我希望将其注册为HTML，以便浏览器将其呈现为图像，而不是显示为文本。

字符串的存储方式是这样的，因为我正在使用一种名为的网络抓取工具BeautifulSoup，它将“扫描”网页并从中获取某些内容，然后以该格式返回字符串。

我已经找到了如何在C＃中而不是在Python中执行此操作。有人可以帮我吗？

有关

在Python中将XML / HTML实体转换为Unicode字符串

python django html-encode

— rksprst
source

118

给定Django用例，对此有两个答案。这是它的django.utils.html.escape功能，以供参考：

def escape(html):
    """Returns the given HTML with ampersands, quotes and carets encoded."""
    return mark_safe(force_unicode(html).replace('&', '&amp;').replace('<', '&l
t;').replace('>', '&gt;').replace('"', '&quot;').replace("'", '&#39;'))

为了解决这个问题，Jake的答案中描述的Cheetah函数应该起作用，但是缺少单引号。此版本包含一个更新的元组，并且替换顺序相反，以避免出现对称问题：

def html_decode(s):
    """
    Returns the ASCII decoded version of the given HTML string. This does
    NOT remove normal HTML tags like <p>.
    """
    htmlCodes = (
            ("'", '&#39;'),
            ('"', '&quot;'),
            ('>', '&gt;'),
            ('<', '&lt;'),
            ('&', '&amp;')
        )
    for code in htmlCodes:
        s = s.replace(code[1], code[0])
    return s

unescaped = html_decode(my_string)

但是，这不是一般的解决方案。仅适用于以编码的字符串django.utils.html.escape。更笼统地说，坚持使用标准库是一个好主意：

# Python 2.x:
import HTMLParser
html_parser = HTMLParser.HTMLParser()
unescaped = html_parser.unescape(my_string)

# Python 3.x:
import html.parser
html_parser = html.parser.HTMLParser()
unescaped = html_parser.unescape(my_string)

# >= Python 3.5:
from html import unescape
unescaped = unescape(my_string)

建议：将未转义的HTML存储在数据库中可能更有意义。如果可能的话，值得一探的是从BeautifulSoup获得未转义的结果，并完全避免此过程。

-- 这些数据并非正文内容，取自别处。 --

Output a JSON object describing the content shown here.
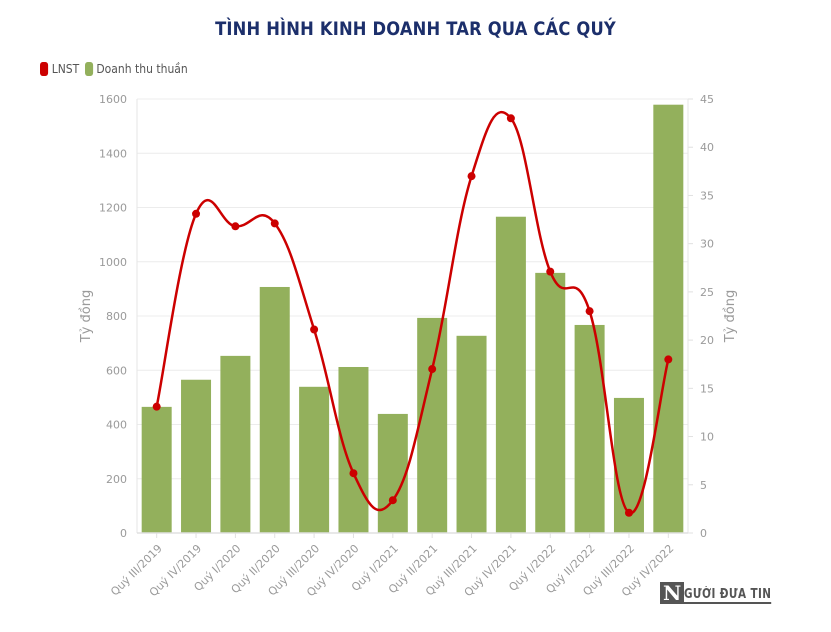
{
  "chart_data": {
    "type": "bar+line",
    "title": "TÌNH HÌNH KINH DOANH TAR QUA CÁC QUÝ",
    "categories": [
      "Quý III/2019",
      "Quý IV/2019",
      "Quý I/2020",
      "Quý II/2020",
      "Quý III/2020",
      "Quý IV/2020",
      "Quý I/2021",
      "Quý II/2021",
      "Quý III/2021",
      "Quý IV/2021",
      "Quý I/2022",
      "Quý II/2022",
      "Quý III/2022",
      "Quý IV/2022"
    ],
    "series": [
      {
        "name": "LNST",
        "type": "line",
        "axis": "right",
        "color": "#cc0000",
        "values": [
          13.1,
          33.1,
          31.8,
          32.1,
          21.1,
          6.2,
          3.4,
          17.0,
          37.0,
          43.0,
          27.1,
          23.0,
          2.1,
          18.0
        ]
      },
      {
        "name": "Doanh thu thuần",
        "type": "bar",
        "axis": "left",
        "color": "#93b05c",
        "values": [
          465,
          565,
          653,
          907,
          539,
          612,
          439,
          793,
          727,
          1166,
          959,
          767,
          498,
          1579
        ]
      }
    ],
    "ylabel": "Tỷ đồng",
    "ylabel_right": "Tỷ đồng",
    "ylim": [
      0,
      1600
    ],
    "yticks": [
      0,
      200,
      400,
      600,
      800,
      1000,
      1200,
      1400,
      1600
    ],
    "ylim_right": [
      0,
      45
    ],
    "yticks_right": [
      0,
      5,
      10,
      15,
      20,
      25,
      30,
      35,
      40,
      45
    ],
    "grid": true,
    "legend_position": "top-left"
  },
  "legend": [
    {
      "label": "LNST",
      "color": "#cc0000"
    },
    {
      "label": "Doanh thu thuần",
      "color": "#93b05c"
    }
  ],
  "watermark": {
    "initial": "N",
    "text": "GƯỜI ĐƯA TIN"
  }
}
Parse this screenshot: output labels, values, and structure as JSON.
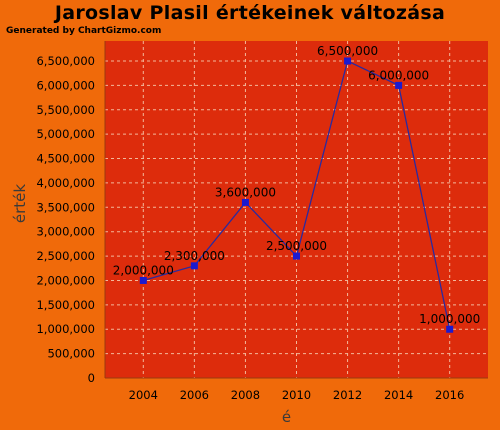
{
  "header": {
    "title": "Jaroslav Plasil értékeinek változása",
    "generated": "Generated by ChartGizmo.com"
  },
  "colors": {
    "background": "#f06a0a",
    "plot_area": "#dd2c0c",
    "line": "#2a2aa0",
    "marker": "#1a1ad0",
    "grid": "#f3b79a"
  },
  "chart_data": {
    "type": "line",
    "title": "Jaroslav Plasil értékeinek változása",
    "xlabel": "é",
    "ylabel": "érték",
    "x": [
      2004,
      2006,
      2008,
      2010,
      2012,
      2014,
      2016
    ],
    "x_ticks": [
      "2004",
      "2006",
      "2008",
      "2010",
      "2012",
      "2014",
      "2016"
    ],
    "series": [
      {
        "values": [
          2000000,
          2300000,
          3600000,
          2500000,
          6500000,
          6000000,
          1000000
        ]
      }
    ],
    "data_labels": [
      "2,000,000",
      "2,300,000",
      "3,600,000",
      "2,500,000",
      "6,500,000",
      "6,000,000",
      "1,000,000"
    ],
    "y_ticks": [
      "0",
      "500,000",
      "1,000,000",
      "1,500,000",
      "2,000,000",
      "2,500,000",
      "3,000,000",
      "3,500,000",
      "4,000,000",
      "4,500,000",
      "5,000,000",
      "5,500,000",
      "6,000,000",
      "6,500,000"
    ],
    "ylim": [
      0,
      6500000
    ],
    "xlim": [
      2002.5,
      2017.5
    ],
    "grid": true,
    "legend": "none"
  }
}
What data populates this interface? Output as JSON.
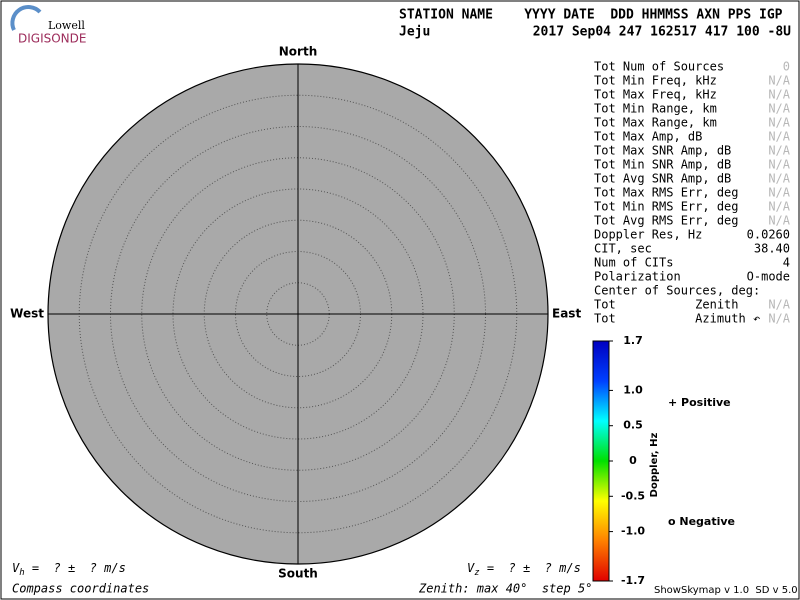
{
  "header": {
    "logo_top": "Lowell",
    "logo_bottom": "DIGISONDE",
    "columns": "STATION NAME    YYYY DATE  DDD HHMMSS AXN PPS IGP",
    "station": "Jeju",
    "values": "2017 Sep04 247 162517 417 100 -8U"
  },
  "stats": [
    {
      "label": "Tot Num of Sources",
      "value": "0",
      "muted": true
    },
    {
      "label": "Tot Min Freq, kHz",
      "value": "N/A",
      "muted": true
    },
    {
      "label": "Tot Max Freq, kHz",
      "value": "N/A",
      "muted": true
    },
    {
      "label": "Tot Min Range, km",
      "value": "N/A",
      "muted": true
    },
    {
      "label": "Tot Max Range, km",
      "value": "N/A",
      "muted": true
    },
    {
      "label": "Tot Max Amp, dB",
      "value": "N/A",
      "muted": true
    },
    {
      "label": "Tot Max SNR Amp, dB",
      "value": "N/A",
      "muted": true
    },
    {
      "label": "Tot Min SNR Amp, dB",
      "value": "N/A",
      "muted": true
    },
    {
      "label": "Tot Avg SNR Amp, dB",
      "value": "N/A",
      "muted": true
    },
    {
      "label": "Tot Max RMS Err, deg",
      "value": "N/A",
      "muted": true
    },
    {
      "label": "Tot Min RMS Err, deg",
      "value": "N/A",
      "muted": true
    },
    {
      "label": "Tot Avg RMS Err, deg",
      "value": "N/A",
      "muted": true
    },
    {
      "label": "Doppler Res, Hz",
      "value": "0.0260",
      "muted": false
    },
    {
      "label": "CIT, sec",
      "value": "38.40",
      "muted": false
    },
    {
      "label": "Num of CITs",
      "value": "4",
      "muted": false
    },
    {
      "label": "Polarization",
      "value": "O-mode",
      "muted": false
    },
    {
      "label": "Center of Sources, deg:",
      "value": "",
      "muted": false
    },
    {
      "label": "Tot           Zenith",
      "value": "N/A",
      "muted": true
    },
    {
      "label": "Tot           Azimuth ↶",
      "value": "N/A",
      "muted": true
    }
  ],
  "chart_data": {
    "type": "skymap",
    "directions": {
      "north": "North",
      "south": "South",
      "east": "East",
      "west": "West"
    },
    "rlim": [
      0,
      40
    ],
    "rticks": [
      5,
      10,
      15,
      20,
      25,
      30,
      35,
      40
    ],
    "disk_color": "#a9a9a9",
    "colorbar": {
      "label": "Doppler, Hz",
      "lim": [
        -1.7,
        1.7
      ],
      "ticks": [
        1.7,
        {
          "value": 1,
          "label": "1.0"
        },
        0.5,
        0,
        -0.5,
        {
          "value": -1,
          "label": "-1.0"
        },
        -1.7
      ],
      "colors": [
        "#e00000",
        "#ff8000",
        "#ffff00",
        "#00e000",
        "#00ffff",
        "#0040ff",
        "#0000c0"
      ]
    },
    "legend": [
      {
        "name": "+ Positive",
        "color": "#0000c0"
      },
      {
        "name": "o Negative",
        "color": "#e00000"
      }
    ]
  },
  "footer": {
    "vh_symbol": "V",
    "vh_sub": "h",
    "vh_text": " =  ? ±  ? m/s",
    "vz_symbol": "V",
    "vz_sub": "z",
    "vz_text": " =  ? ±  ? m/s",
    "coords": "Compass coordinates",
    "zenith": "Zenith: max 40°  step 5°",
    "version": "ShowSkymap v 1.0  SD v 5.0"
  }
}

对于Django，转义仅在模板渲染期间发生；因此，为了防止转义，您只需告诉模板引擎不要转义您的字符串即可。为此，请在模板中使用以下选项之一：

{{ context_var|safe }}
{% autoescape off %}
    {{ context_var }}
{% endautoescape %}

— 丹尼尔·纳布（Daniel Naab）
source

1

为什么不使用Django或Cheetah？

— 垫

4

django.utils.html.escape没有相反的东西吗？

— 垫

12

我认为转义仅发生在Django模板渲染期间。因此，不需要进行转义-您只需要告诉模板引擎不要转义即可。{{context_var | safe}}或{％autoescape off％} {{context_var}} {％endautoescape％}

— Daniel Naab

3

@Daniel：请将您的评论更改为答案，以便我投票！|安全正是我（我敢肯定其他人）正在寻找的答案。

— 韦恩·科特斯

1

html.parser.HTMLParser().unescape()在3.5中已弃用。使用html.unescape()代替。

— pjvandehaar 2015年

114

使用标准库：

HTML转义

try:
    from html import escape  # python 3.x
except ImportError:
    from cgi import escape  # python 2.x

print(escape("<"))

HTML转义

try:
    from html import unescape  # python 3.4+
except ImportError:
    try:
        from html.parser import HTMLParser  # python 3.x (<3.4)
    except ImportError:
        from HTMLParser import HTMLParser  # python 2.x
    unescape = HTMLParser().unescape

print(unescape("&gt;"))

— 张江歌
source

12

我认为这是最直接的“含电池”和正确的答案。我不知道为什么人们会投票赞成Django / Cheetah。

— Daniel Baktiar 2012年

我也这么认为，只是这个答案似乎并不完整。HTMLParser被子类的需求，叫他做什么与它送入，然后输送到解析对象的任何对象的所有部件，如看到这里。同样，您仍然希望使用name2codepointdict将每个html标识转换为它表示的实际char。

— Marconius

你是对的。该unsubclassed HTMLParser不能工作，因为我们想，如果我们把一个HTML实体进去。也许我应该重命名htmlparser为_htmlparser以隐藏它，并且只将unescape方法公开为类似于辅助函数。

— 姜格张

3

注释2015年，HTMLParser.unescape在py 3.4中已弃用，在3.5中已删除。使用from html import unescape代替

— Karolis Ryselis

2

请注意，这不能处理特殊字符，例如德国Umlauts（“Ü”）

— 576i 2015年

80

对于html编码，标准库中有cgi.escape：

>> help(cgi.escape)
cgi.escape = escape(s, quote=None)
    Replace special characters "&", "<" and ">" to HTML-safe sequences.
    If the optional flag quote is true, the quotation mark character (")
    is also translated.

对于html解码，我使用以下代码：

import re
from htmlentitydefs import name2codepoint
# for some reason, python 2.5.2 doesn't have this one (apostrophe)
name2codepoint['#39'] = 39

def unescape(s):
    "unescape HTML code refs; c.f. http://wiki.python.org/moin/EscapingHtml"
    return re.sub('&(%s);' % '|'.join(name2codepoint),
              lambda m: unichr(name2codepoint[m.group(1)]), s)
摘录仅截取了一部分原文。